Suddenly, the attack ceased. The spore-cloud pulled back, retreating to the valley below. The Bloom had spent a significant portion of its defensive energy, and this strange, devouring rock on the cliff gave nothing back. It was an unsatisfying exchange for the fungus.

Xiao Feng collapsed to his knees, vomiting a black, viscous liquid that steamed on the stone. His skin was covered in a lattice of fine, green cracks that slowly faded as his reinforced body fought the residual damage. He shook uncontrollably, not from cold, but from systemic shock.

But he was alive. And he was changed.

REMOTE FEEDING CONCLUDED. ROT-DAO PRINCIPLE INTEGRATED. ANCESTRAL HATRED ARCHIVES PARTIALLY DECODED.

CULTIVATION BASE AT CRITICAL SATURATION. BREAKTHROUGH TO QI GATHERING STAGE FIVE IMMINENT.

WARNING: HEAVENLY BRAND ACTIVITY SPIKING. SIGNATURE NOW BEARING DISTINCT CORRUPTION/DEVOURING ATTRIBUTES. DETECTION RISK: ELEVATED.

Stage Five. At the cusp of mid-stage Qi Gathering. In mere weeks, he had traversed a path that took ordinary disciples years. He had done it by feasting on the sect's shadows.
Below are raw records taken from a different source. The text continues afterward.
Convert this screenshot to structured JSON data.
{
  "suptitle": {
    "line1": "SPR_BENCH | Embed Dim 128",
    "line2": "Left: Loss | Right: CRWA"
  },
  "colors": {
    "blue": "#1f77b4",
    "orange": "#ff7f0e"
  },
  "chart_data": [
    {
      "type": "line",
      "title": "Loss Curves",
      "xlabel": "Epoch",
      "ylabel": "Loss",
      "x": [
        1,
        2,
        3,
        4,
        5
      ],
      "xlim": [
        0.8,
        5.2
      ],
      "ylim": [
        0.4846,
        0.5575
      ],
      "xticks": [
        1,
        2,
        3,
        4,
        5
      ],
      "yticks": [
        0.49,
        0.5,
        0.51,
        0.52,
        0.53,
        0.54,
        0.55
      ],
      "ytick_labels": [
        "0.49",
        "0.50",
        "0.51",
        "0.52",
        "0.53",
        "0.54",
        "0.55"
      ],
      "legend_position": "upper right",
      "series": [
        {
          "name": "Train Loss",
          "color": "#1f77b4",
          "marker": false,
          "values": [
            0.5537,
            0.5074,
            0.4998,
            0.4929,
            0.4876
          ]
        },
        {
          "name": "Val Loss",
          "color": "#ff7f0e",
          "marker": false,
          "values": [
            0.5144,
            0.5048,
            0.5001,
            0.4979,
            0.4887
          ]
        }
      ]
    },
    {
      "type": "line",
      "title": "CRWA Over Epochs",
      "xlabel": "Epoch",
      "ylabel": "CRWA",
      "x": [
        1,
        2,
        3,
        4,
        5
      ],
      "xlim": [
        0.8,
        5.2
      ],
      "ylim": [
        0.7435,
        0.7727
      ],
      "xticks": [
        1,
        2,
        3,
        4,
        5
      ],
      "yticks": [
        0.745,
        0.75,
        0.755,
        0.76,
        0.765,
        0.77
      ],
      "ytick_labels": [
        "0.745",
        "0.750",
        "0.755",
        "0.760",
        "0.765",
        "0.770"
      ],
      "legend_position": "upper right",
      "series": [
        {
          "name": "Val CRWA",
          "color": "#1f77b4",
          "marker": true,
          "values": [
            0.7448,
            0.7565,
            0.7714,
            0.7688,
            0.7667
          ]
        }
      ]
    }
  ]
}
He pushed himself up, his body feeling both heavier and more potent. He looked down at the Festering Bloom, now pulsing with what seemed like sullen annoyance.

A grim, twisted sense of gratitude washed over him. This sect, with its pits and poisons, was the perfect teacher. It taught only one lesson: consume or be consumed.

He turned from the cliff, his steps firmer. The walk back was a haze of exhaustion and dawning power. As he slipped into the barracks just before dawn, a single, clear realization settled in his soul, colder than the fragment's void:

He was no longer just hiding from the inner sect disciples.

He was preparing a meal for them.

The mark of the eater was upon him, and his hunger was now a deliberate, patient thing. The Verdant Dragon Sect had many such gardens. He would visit them all. And when he was strong enough, he would turn from the discarded tribulations to the source.

He would eat the cultivators themselves.